Después de tomadas estas disposiciones, maestros y trabajadores aguardaron el momento fijado, con mucha impaciencia y también con cierta zozobra. No había nadie en el recinto, y cada maestro fundidor ocupaba su puesto cerca de los agujeros por donde debía salir el metal licuado.

Los miembros del Club contemplaban la operación desde una prominencia cercana, teniendo delante un cañón, pronto a ser disparado a una señal del ingeniero.

Faltando algunos minutos para las doce, empezó el metal a formar gotas que se iban dilatando; se fueron llenando poco a poco los receptáculos, y cuando el hierro se hubo derretido enteramente, se le dejó reposar un poco con el fin de facilitar la separación de las sustancias heterogéneas.

Al dar las doce, sonó un cañonazo, perdiéndose en el aire como un relámpago su resplandor momentáneo. Mil doscientas aberturas se destaparon a la vez, mil doscientas serpientes de fuego se arrastraron hacia el pozo central, desenrollando sus anillos candentes. Al llegar al pozo, se precipitaron a una profundidad de trescientos metros con espantoso estrépito.

El espectáculo era conmovedor y magnífico. La tierra temblaba y las olas de metal hirviente, lanzando al cielo torbellinos de humo, volatilizaban al mismo tiempo la humedad del molde y la arrojaban por los respiraderos del muro de piedra bajo la forma de impenetrables vapores. Aquellas nubes ficticias, subiendo hacia el cenit a una altura de mil metros desenvolvían sus densas espirales.

Un seminola nativo más allá de los límites del horizonte, hubiera creído en la formación de un nuevo cráter en las entrañas de Florida y, sin embargo, aquello no era una erupción, ni una tromba, ni una tempestad, ni una lucha de elementos, ni ninguno de los fenómenos terribles que es capaz de producir la naturaleza. ¡No! El hombre había creado aquellos vapores rojizos, aquellas llamas gigantescas dignas de un volcán, aquellas trepidaciones análogas a los sacudimientos de un terremoto, aquellos mugidos rivales de los huracanes y las borrascas, y era su mano la que precipitaba en un abismo abierto por ella toda un catarata de humeante metal derretido.

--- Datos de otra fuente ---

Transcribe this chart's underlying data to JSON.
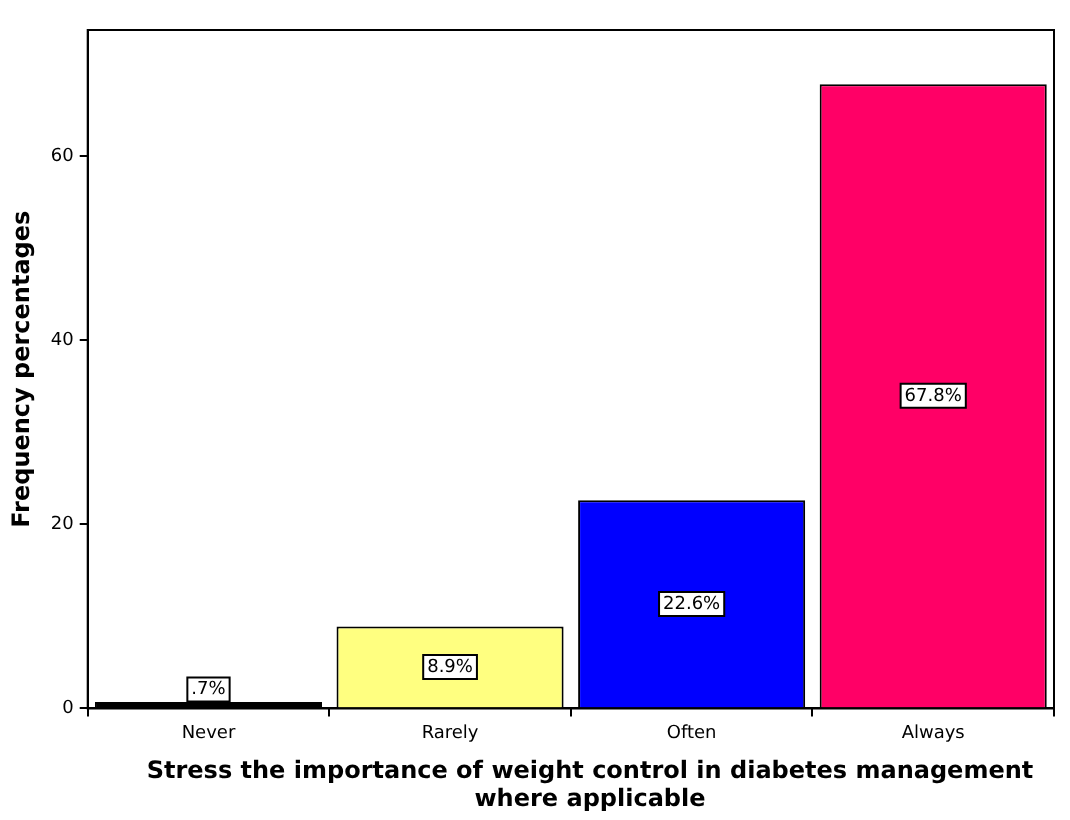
{
  "chart_data": {
    "type": "bar",
    "xlabel": "Stress the importance of weight control in diabetes management where applicable",
    "ylabel": "Frequency percentages",
    "categories": [
      "Never",
      "Rarely",
      "Often",
      "Always"
    ],
    "values": [
      0.7,
      8.9,
      22.6,
      67.8
    ],
    "colors": [
      "#000000",
      "#ffff80",
      "#0000ff",
      "#ff0066"
    ],
    "value_labels": [
      ".7%",
      "8.9%",
      "22.6%",
      "67.8%"
    ],
    "ylim": [
      0,
      73.7
    ],
    "yticks": [
      0,
      20,
      40,
      60
    ],
    "grid": false,
    "legend": false
  }
}
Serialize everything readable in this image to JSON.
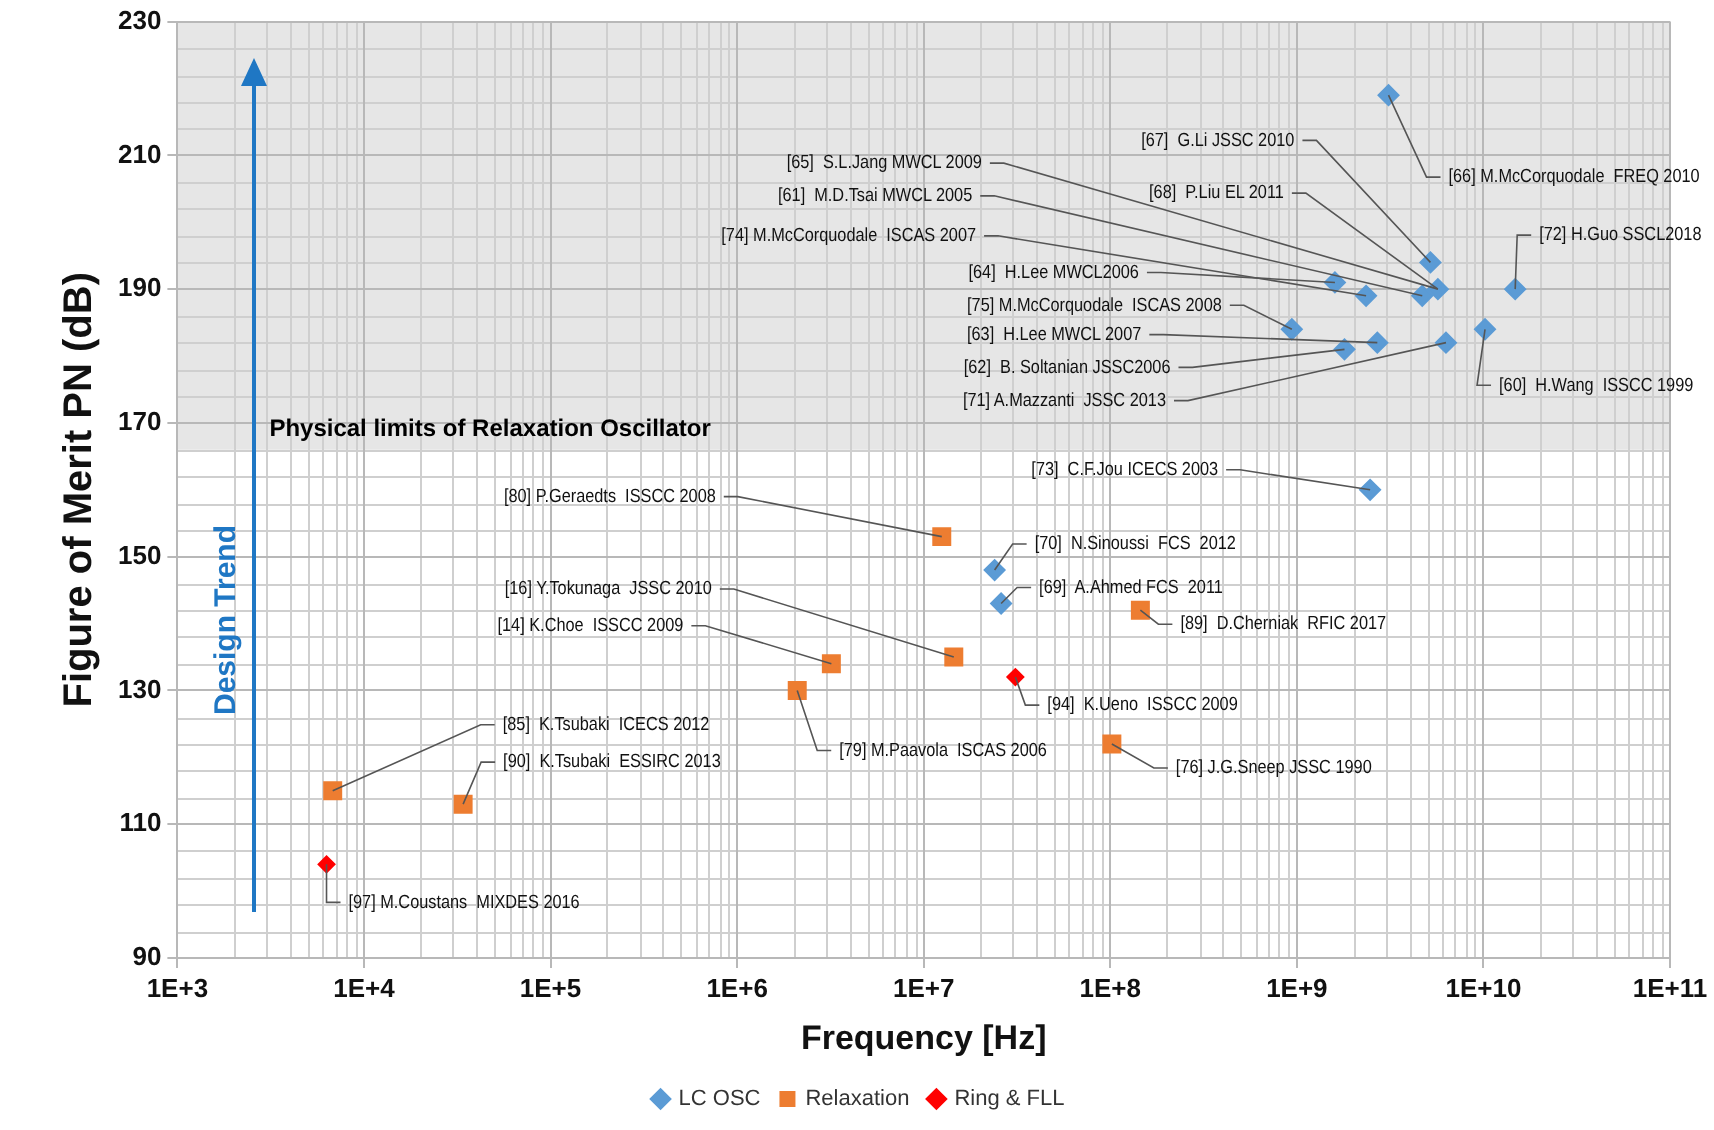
{
  "chart_data": {
    "type": "scatter",
    "xlabel": "Frequency [Hz]",
    "ylabel": "Figure of Merit PN (dB)",
    "log": "x",
    "grid": true,
    "legend": "bottom",
    "xlim": [
      1000,
      100000000000
    ],
    "xticks": [
      {
        "value": 1000,
        "label": "1E+3"
      },
      {
        "value": 10000,
        "label": "1E+4"
      },
      {
        "value": 100000,
        "label": "1E+5"
      },
      {
        "value": 1000000,
        "label": "1E+6"
      },
      {
        "value": 10000000,
        "label": "1E+7"
      },
      {
        "value": 100000000,
        "label": "1E+8"
      },
      {
        "value": 1000000000,
        "label": "1E+9"
      },
      {
        "value": 10000000000,
        "label": "1E+10"
      },
      {
        "value": 100000000000,
        "label": "1E+11"
      }
    ],
    "ylim": [
      90,
      230
    ],
    "yticks": [
      90,
      110,
      130,
      150,
      170,
      190,
      210,
      230
    ],
    "bands": [
      {
        "axis": "y",
        "from": 166,
        "to": 230,
        "label": "Physical limits of Relaxation Oscillator",
        "color": "#e6e6e6"
      }
    ],
    "series": [
      {
        "name": "LC OSC",
        "color": "#5b9bd5",
        "marker": "diamond",
        "x": [
          3100000000,
          5200000000,
          5700000000,
          4700000000,
          2350000000,
          1600000000,
          940000000,
          2700000000,
          1800000000,
          6300000000,
          14800000000,
          10200000000,
          2470000000,
          24000000,
          26000000
        ],
        "values": [
          219,
          194,
          190,
          189,
          189,
          191,
          184,
          182,
          181,
          182,
          190,
          184,
          160,
          148,
          143
        ]
      },
      {
        "name": "Relaxation",
        "color": "#ed7d31",
        "marker": "square",
        "x": [
          12500000,
          14500000,
          3200000,
          2100000,
          6800,
          34000,
          145000000,
          102000000
        ],
        "values": [
          153,
          135,
          134,
          130,
          115,
          113,
          142,
          122
        ]
      },
      {
        "name": "Ring & FLL",
        "color": "#ff0000",
        "marker": "diamond",
        "x": [
          31000000,
          6300
        ],
        "values": [
          132,
          104
        ]
      }
    ],
    "annotations": [
      "Design Trend",
      {
        "text": "[66] M.McCorquodale  FREQ 2010",
        "x": 3100000000,
        "y": 219
      },
      {
        "text": "[67]  G.Li JSSC 2010",
        "x": 5200000000,
        "y": 194
      },
      {
        "text": "[65]  S.L.Jang MWCL 2009",
        "x": 5700000000,
        "y": 190
      },
      {
        "text": "[68]  P.Liu EL 2011",
        "x": 5700000000,
        "y": 190
      },
      {
        "text": "[61]  M.D.Tsai MWCL 2005",
        "x": 4700000000,
        "y": 189
      },
      {
        "text": "[74] M.McCorquodale  ISCAS 2007",
        "x": 2350000000,
        "y": 189
      },
      {
        "text": "[64]  H.Lee MWCL2006",
        "x": 1600000000,
        "y": 191
      },
      {
        "text": "[75] M.McCorquodale  ISCAS 2008",
        "x": 940000000,
        "y": 184
      },
      {
        "text": "[63]  H.Lee MWCL 2007",
        "x": 2700000000,
        "y": 182
      },
      {
        "text": "[62]  B. Soltanian JSSC2006",
        "x": 1800000000,
        "y": 181
      },
      {
        "text": "[71] A.Mazzanti  JSSC 2013",
        "x": 6300000000,
        "y": 182
      },
      {
        "text": "[72] H.Guo SSCL2018",
        "x": 14800000000,
        "y": 190
      },
      {
        "text": "[60]  H.Wang  ISSCC 1999",
        "x": 10200000000,
        "y": 184
      },
      {
        "text": "[73]  C.F.Jou ICECS 2003",
        "x": 2470000000,
        "y": 160
      },
      {
        "text": "[70]  N.Sinoussi  FCS  2012",
        "x": 24000000,
        "y": 148
      },
      {
        "text": "[69]  A.Ahmed FCS  2011",
        "x": 26000000,
        "y": 143
      },
      {
        "text": "[80] P.Geraedts  ISSCC 2008",
        "x": 12500000,
        "y": 153
      },
      {
        "text": "[16] Y.Tokunaga  JSSC 2010",
        "x": 14500000,
        "y": 135
      },
      {
        "text": "[14] K.Choe  ISSCC 2009",
        "x": 3200000,
        "y": 134
      },
      {
        "text": "[79] M.Paavola  ISCAS 2006",
        "x": 2100000,
        "y": 130
      },
      {
        "text": "[85]  K.Tsubaki  ICECS 2012",
        "x": 6800,
        "y": 115
      },
      {
        "text": "[90]  K.Tsubaki  ESSIRC 2013",
        "x": 34000,
        "y": 113
      },
      {
        "text": "[89]  D.Cherniak  RFIC 2017",
        "x": 145000000,
        "y": 142
      },
      {
        "text": "[76] J.G.Sneep JSSC 1990",
        "x": 102000000,
        "y": 122
      },
      {
        "text": "[94]  K.Ueno  ISSCC 2009",
        "x": 31000000,
        "y": 132
      },
      {
        "text": "[97] M.Coustans  MIXDES 2016",
        "x": 6300,
        "y": 104
      }
    ]
  }
}
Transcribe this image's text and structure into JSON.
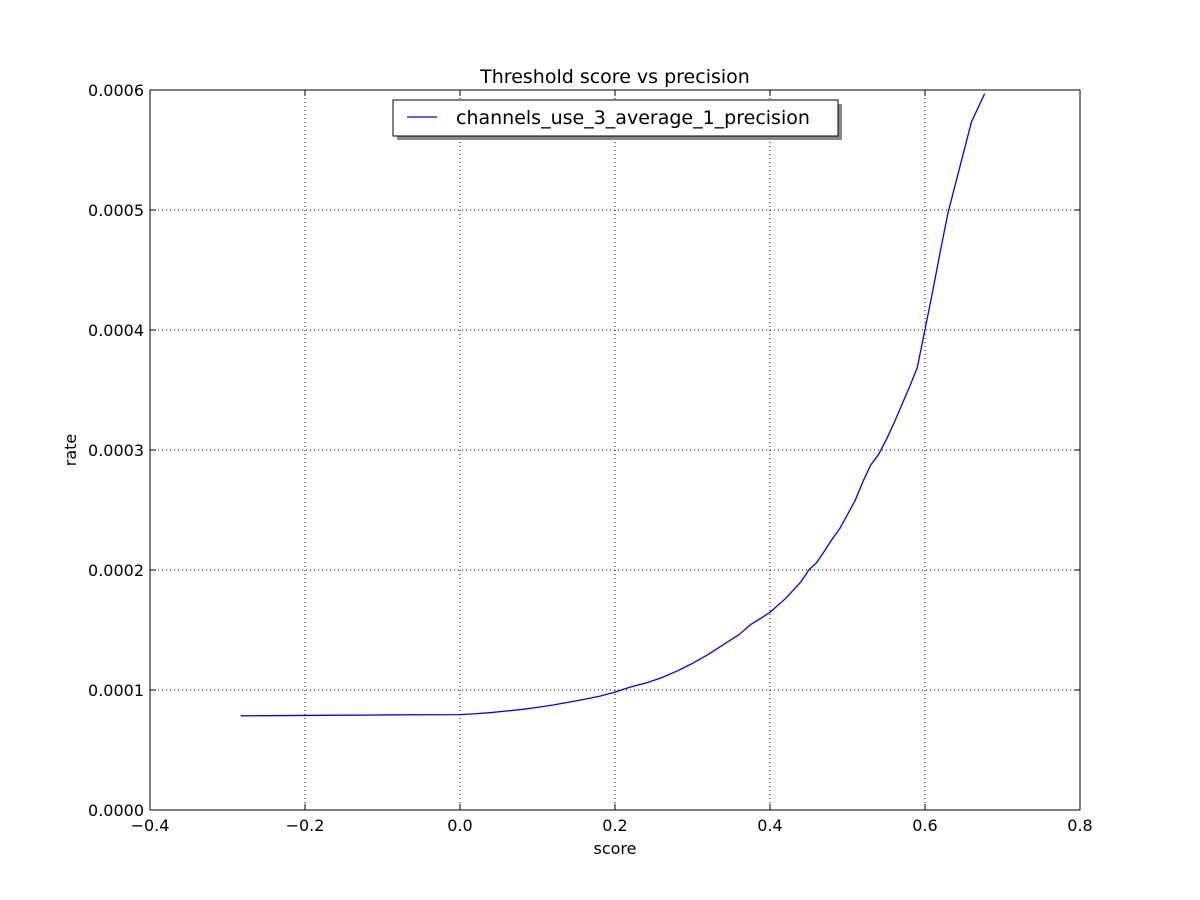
{
  "chart_data": {
    "type": "line",
    "title": "Threshold score vs precision",
    "xlabel": "score",
    "ylabel": "rate",
    "xlim": [
      -0.4,
      0.8
    ],
    "ylim": [
      0.0,
      0.0006
    ],
    "x_ticks": [
      -0.4,
      -0.2,
      0.0,
      0.2,
      0.4,
      0.6,
      0.8
    ],
    "x_tick_labels": [
      "−0.4",
      "−0.2",
      "0.0",
      "0.2",
      "0.4",
      "0.6",
      "0.8"
    ],
    "y_ticks": [
      0.0,
      0.0001,
      0.0002,
      0.0003,
      0.0004,
      0.0005,
      0.0006
    ],
    "y_tick_labels": [
      "0.0000",
      "0.0001",
      "0.0002",
      "0.0003",
      "0.0004",
      "0.0005",
      "0.0006"
    ],
    "grid": true,
    "legend_position": "upper center",
    "series": [
      {
        "name": "channels_use_3_average_1_precision",
        "color": "#0000ff",
        "x": [
          -0.283,
          -0.25,
          -0.2,
          -0.15,
          -0.1,
          -0.05,
          0.0,
          0.02,
          0.04,
          0.06,
          0.08,
          0.1,
          0.12,
          0.14,
          0.16,
          0.18,
          0.2,
          0.22,
          0.24,
          0.26,
          0.28,
          0.3,
          0.32,
          0.34,
          0.36,
          0.375,
          0.39,
          0.4,
          0.42,
          0.44,
          0.45,
          0.46,
          0.47,
          0.48,
          0.49,
          0.5,
          0.51,
          0.52,
          0.53,
          0.54,
          0.55,
          0.56,
          0.57,
          0.58,
          0.59,
          0.6,
          0.61,
          0.62,
          0.63,
          0.64,
          0.65,
          0.66,
          0.677
        ],
        "y": [
          7.85e-05,
          7.86e-05,
          7.88e-05,
          7.9e-05,
          7.92e-05,
          7.94e-05,
          7.95e-05,
          8.02e-05,
          8.12e-05,
          8.25e-05,
          8.38e-05,
          8.55e-05,
          8.75e-05,
          8.98e-05,
          9.22e-05,
          9.48e-05,
          9.82e-05,
          0.0001025,
          0.0001058,
          0.0001102,
          0.0001158,
          0.0001222,
          0.0001295,
          0.0001378,
          0.0001462,
          0.0001545,
          0.0001605,
          0.0001648,
          0.0001762,
          0.0001902,
          0.0002,
          0.000206,
          0.0002155,
          0.0002255,
          0.0002345,
          0.0002462,
          0.0002582,
          0.0002738,
          0.0002875,
          0.0002962,
          0.0003085,
          0.0003225,
          0.0003375,
          0.0003525,
          0.0003685,
          0.0004005,
          0.0004325,
          0.0004665,
          0.0004985,
          0.0005235,
          0.0005485,
          0.0005735,
          0.000597
        ]
      }
    ]
  }
}
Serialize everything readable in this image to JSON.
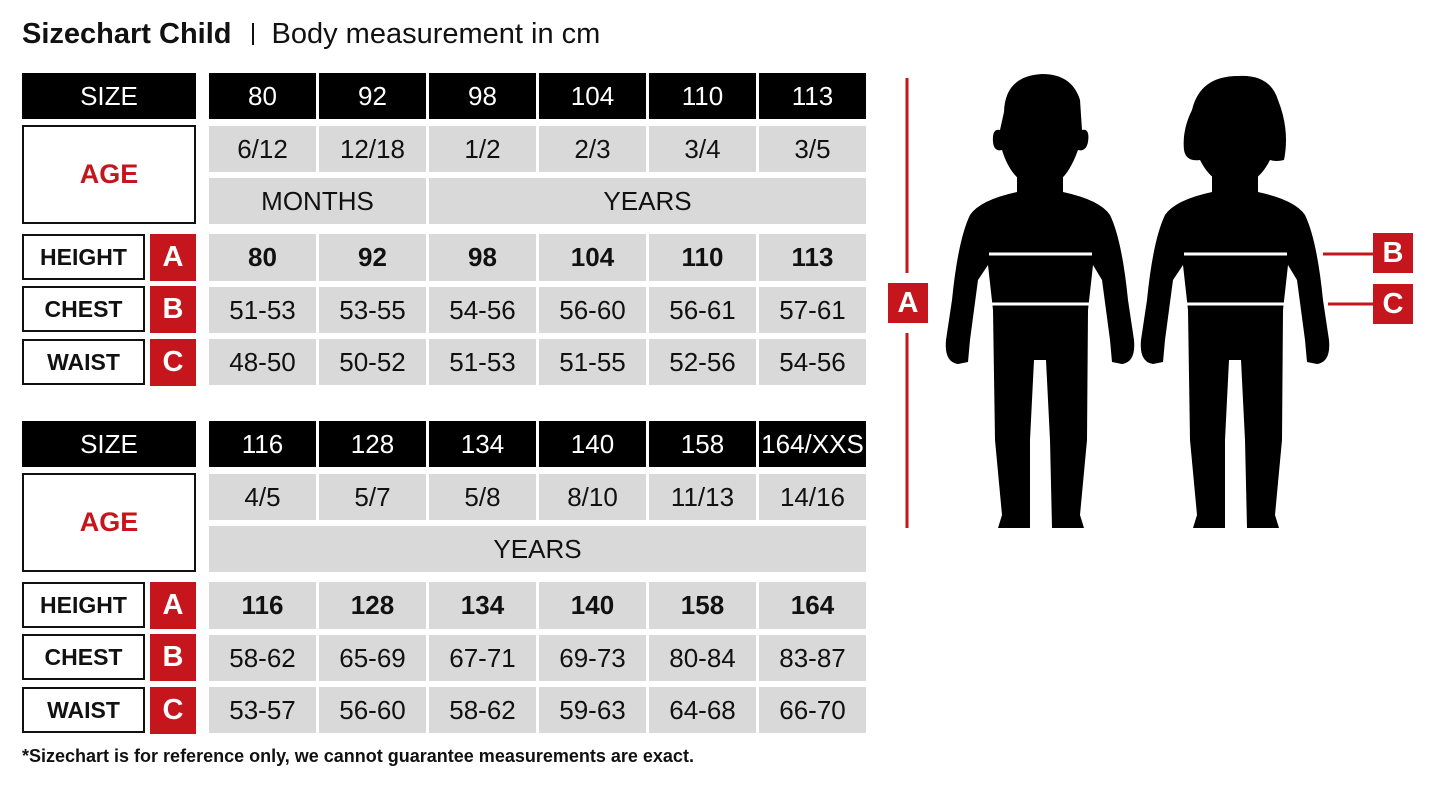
{
  "header": {
    "title": "Sizechart Child",
    "subtitle": "Body measurement in cm"
  },
  "labels": {
    "size": "SIZE",
    "age": "AGE",
    "height": "HEIGHT",
    "chest": "CHEST",
    "waist": "WAIST",
    "letter_height": "A",
    "letter_chest": "B",
    "letter_waist": "C"
  },
  "tables": [
    {
      "sizes": [
        "80",
        "92",
        "98",
        "104",
        "110",
        "113"
      ],
      "ages": [
        "6/12",
        "12/18",
        "1/2",
        "2/3",
        "3/4",
        "3/5"
      ],
      "age_units": [
        {
          "label": "MONTHS",
          "span": 2
        },
        {
          "label": "YEARS",
          "span": 4
        }
      ],
      "height": [
        "80",
        "92",
        "98",
        "104",
        "110",
        "113"
      ],
      "chest": [
        "51-53",
        "53-55",
        "54-56",
        "56-60",
        "56-61",
        "57-61"
      ],
      "waist": [
        "48-50",
        "50-52",
        "51-53",
        "51-55",
        "52-56",
        "54-56"
      ]
    },
    {
      "sizes": [
        "116",
        "128",
        "134",
        "140",
        "158",
        "164/XXS"
      ],
      "ages": [
        "4/5",
        "5/7",
        "5/8",
        "8/10",
        "11/13",
        "14/16"
      ],
      "age_units": [
        {
          "label": "YEARS",
          "span": 6
        }
      ],
      "height": [
        "116",
        "128",
        "134",
        "140",
        "158",
        "164"
      ],
      "chest": [
        "58-62",
        "65-69",
        "67-71",
        "69-73",
        "80-84",
        "83-87"
      ],
      "waist": [
        "53-57",
        "56-60",
        "58-62",
        "59-63",
        "64-68",
        "66-70"
      ]
    }
  ],
  "figure": {
    "height_marker": "A",
    "chest_marker": "B",
    "waist_marker": "C"
  },
  "footnote": "*Sizechart is for reference only, we cannot guarantee measurements are exact.",
  "colors": {
    "accent_red": "#c4161c",
    "header_black": "#000000",
    "cell_gray": "#d9d9d9"
  }
}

El capitán Nicholl se vio obligado a pagar la segunda parte de la apuesta.

Cuando el cañón estuvo solidificado, el presidente del Club, con la casi totalidad de los socios, cenó en una recámara a trescientos metros bajo tierra.

Los brindis por el ""Columbiad"", el gigantesco cañón construido y oculto por la colina, se sucedieron sin interrupción.

J. T. Maston estaba fuera de sí; gesticulaba, hablaba, comía y bebía sin cesar.

—Ni por todo el oro del mundo cedería ahora mi puesto de secretario del Club –decía a cada momento.

Los trabajos proseguían a todo ritmo. Se había dado comienzo al pulido del cañón hasta que tanto interior como exteriormente estuvo bruñido.

El día 22 de septiembre, menos de un año después de la famosa comunicación de Barbicane, el ingente monstruo, rigurosamente calibrado y dotado de una velocidad matemática comprobada por medio de instrumentos de precisión, estuvo en disposición de funcionar.

J. T. Maston deliraba de alegría, mientras la cólera del capitán Nicholl alcanzaba cotas muy altas.